If you think your life is intense, consider this: I live in a house with 150 first-year college students.
When The Commons, a residential community of students, faculty and professional staff, was introduced for the class of 2012, I jumped at the chance to participate in this innovative venture for a year. In my 34 years as a member of the Vanderbilt faculty, I have always been drawn to the idea of living—and learning–—side by side with students. Seeing the growth, exploration and discovery of every student is inspiring. I’ve picked up a few things, too. Here are my five greatest lessons learned from living for a year in a house of first-year college students.
Stay plugged in
One of the first things I did was to purchase a BlackBerry. To be a valued member of a community, you need to speak the language. I send more text messages in a day than any other 60-year-old I know. The music on my iPod has changed, too. There are more tracks by Beyoncé, Lenka and Yolanda Adams than there were before. Some of the most interesting conversations I’ve had with students have been about the Beatles. When I was 18, “Imagine” was a life-changing song. For my students now, some hearing it for the first time, it still is. Students are amazed I saw the Beatles’ first live appearance on The Ed Sullivan Show. This always leads to discussions about Vietnam, the Civil Rights Movement and the role of activism today.

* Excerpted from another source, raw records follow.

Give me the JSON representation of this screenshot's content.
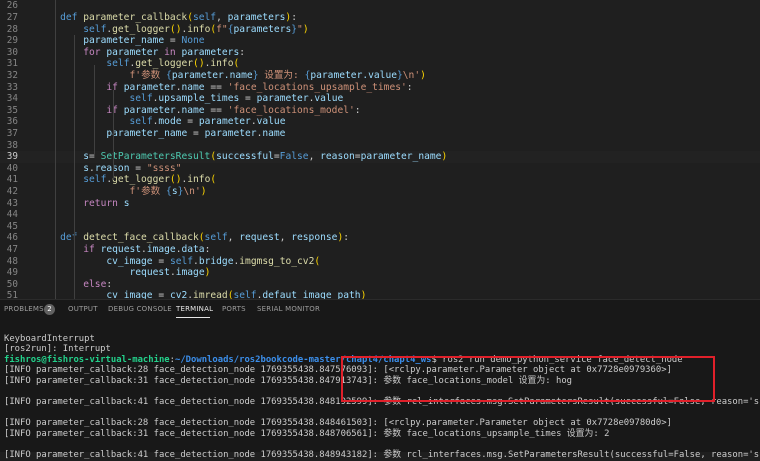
{
  "editor": {
    "active_line": "39",
    "lines": [
      {
        "n": "26",
        "code": ""
      },
      {
        "n": "27",
        "code": "    def parameter_callback(self, parameters):"
      },
      {
        "n": "28",
        "code": "        self.get_logger().info(f\"{parameters}\")"
      },
      {
        "n": "29",
        "code": "        parameter_name = None"
      },
      {
        "n": "30",
        "code": "        for parameter in parameters:"
      },
      {
        "n": "31",
        "code": "            self.get_logger().info("
      },
      {
        "n": "32",
        "code": "                f'参数 {parameter.name} 设置为: {parameter.value}\\n')"
      },
      {
        "n": "33",
        "code": "            if parameter.name == 'face_locations_upsample_times':"
      },
      {
        "n": "34",
        "code": "                self.upsample_times = parameter.value"
      },
      {
        "n": "35",
        "code": "            if parameter.name == 'face_locations_model':"
      },
      {
        "n": "36",
        "code": "                self.mode = parameter.value"
      },
      {
        "n": "37",
        "code": "            parameter_name = parameter.name"
      },
      {
        "n": "38",
        "code": ""
      },
      {
        "n": "39",
        "code": "        s= SetParametersResult(successful=False, reason=parameter_name)"
      },
      {
        "n": "40",
        "code": "        s.reason = \"ssss\""
      },
      {
        "n": "41",
        "code": "        self.get_logger().info("
      },
      {
        "n": "42",
        "code": "                f'参数 {s}\\n')"
      },
      {
        "n": "43",
        "code": "        return s"
      },
      {
        "n": "44",
        "code": ""
      },
      {
        "n": "45",
        "code": ""
      },
      {
        "n": "46",
        "code": "    def detect_face_callback(self, request, response):"
      },
      {
        "n": "47",
        "code": "        if request.image.data:"
      },
      {
        "n": "48",
        "code": "            cv_image = self.bridge.imgmsg_to_cv2("
      },
      {
        "n": "49",
        "code": "                request.image)"
      },
      {
        "n": "50",
        "code": "        else:"
      },
      {
        "n": "51",
        "code": "            cv_image = cv2.imread(self.defaut_image_path)"
      }
    ]
  },
  "panel": {
    "tabs": [
      {
        "label": "PROBLEMS",
        "name": "tab-problems"
      },
      {
        "label": "OUTPUT",
        "name": "tab-output"
      },
      {
        "label": "DEBUG CONSOLE",
        "name": "tab-debug-console"
      },
      {
        "label": "TERMINAL",
        "name": "tab-terminal"
      },
      {
        "label": "PORTS",
        "name": "tab-ports"
      },
      {
        "label": "SERIAL MONITOR",
        "name": "tab-serial-monitor"
      }
    ],
    "active_tab": "TERMINAL",
    "problems_count": "2"
  },
  "terminal": {
    "lines": [
      "",
      "KeyboardInterrupt",
      "[ros2run]: Interrupt",
      "",
      "[INFO parameter_callback:28 face_detection_node 1769355438.847576093]: [<rclpy.parameter.Parameter object at 0x7728e0979360>]",
      "[INFO parameter_callback:31 face_detection_node 1769355438.847913743]: 参数 face_locations_model 设置为: hog",
      "",
      "[INFO parameter_callback:41 face_detection_node 1769355438.848192599]: 参数 rcl_interfaces.msg.SetParametersResult(successful=False, reason='ssss')",
      "",
      "[INFO parameter_callback:28 face_detection_node 1769355438.848461503]: [<rclpy.parameter.Parameter object at 0x7728e09780d0>]",
      "[INFO parameter_callback:31 face_detection_node 1769355438.848706561]: 参数 face_locations_upsample_times 设置为: 2",
      "",
      "[INFO parameter_callback:41 face_detection_node 1769355438.848943182]: 参数 rcl_interfaces.msg.SetParametersResult(successful=False, reason='ssss')"
    ],
    "prompt_user": "fishros@fishros-virtual-machine",
    "prompt_path": "~/Downloads/ros2bookcode-master/chapt4/chapt4_ws",
    "prompt_cmd": "$ ros2 run demo_python_service face_detect_node"
  },
  "colors": {
    "editor_bg": "#1f1f1f",
    "panel_bg": "#181818",
    "prompt_green": "#23d18b",
    "prompt_blue": "#3b8eea",
    "highlight_red": "#e0202a"
  }
}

I often sit in the Murray House lobby to work. I know the students and they know me—and we can be together. It just so happens they’re writing papers, and I’m grading papers. To them, I have become more than a person who only teaches. Students see me living life—I wear pajamas, I can throw the football, I get up early and go to class, I share friends, family and colleagues with them, and I like my morning coffee on the patio with my dog, Pip, running in the upper quad. My dad, whom the students call “Pop,” lives with me. It’s comforting for them to have a grandpa in the house. I hope they also see how much I truly care about them.
Pull an all-nighter
Since moving in, my daily clock has changed. For students, midnight to 6 a.m. is a social time to congregate at the campus market for snacks as a study break. The lines are so long, midnight feels like midday. Students ask me to go with them. They get potato chips, popcorn and cereal. I go for iced coffee—decaf. I have also learned that the prime time for students to have house council meetings, staff meetings and committee meetings is at 9:30 at night—this is a big change for me. The campus seems to never sleep.
Engage your community
I respect how these students strive to make a difference. One has a patent for a medical device; another student is a music composer at the Blair School of Music. Not only are they the brightest entering class at Vanderbilt, but they’re also involved in tutoring, working in soup kitchens, serving physically challenged children, mentoring women who are just leaving prison and aiding immigrant communities. I sense this commitment to service is lifelong. How students connect because of these similar—and even different—interests is inspiring. Our house is engaged in service work with Mending Hearts and the Susan Gray School. Remember the first activity you were really passionate about? For me it was working as a tutor with a basketball program in Louisville, Kentucky, for inner city youth. I was convinced I was going to transform the city. I see the same passion here daily. The youthful exuberance and energy we all felt at 18 years old? It is alive and well at Vanderbilt. Trust me.
Always keep learning
Living in a shared community with first-year students has changed my perspective and added depth to my relationship with students. I strive to connect these young people to their university, encourage their enthusiasm and create a shared wisdom. We are all learners and, in a way, traveling on similar arcs in our lives. I have been at Vanderbilt for 34 years and I’m still asking, What’s my purpose? What’s next? So are my students. I’m seeing them at their life’s launching pad. It’s an incredible circle; I feel like I’m 60 years old—going on 18.
My year living in The Commons has been remarkable. There are plenty more lessons I want to share—even more to learn. My responsibility to our students is to teach, to learn and to improve. Can I become better? I certainly hope so—I just signed up to live here again next year.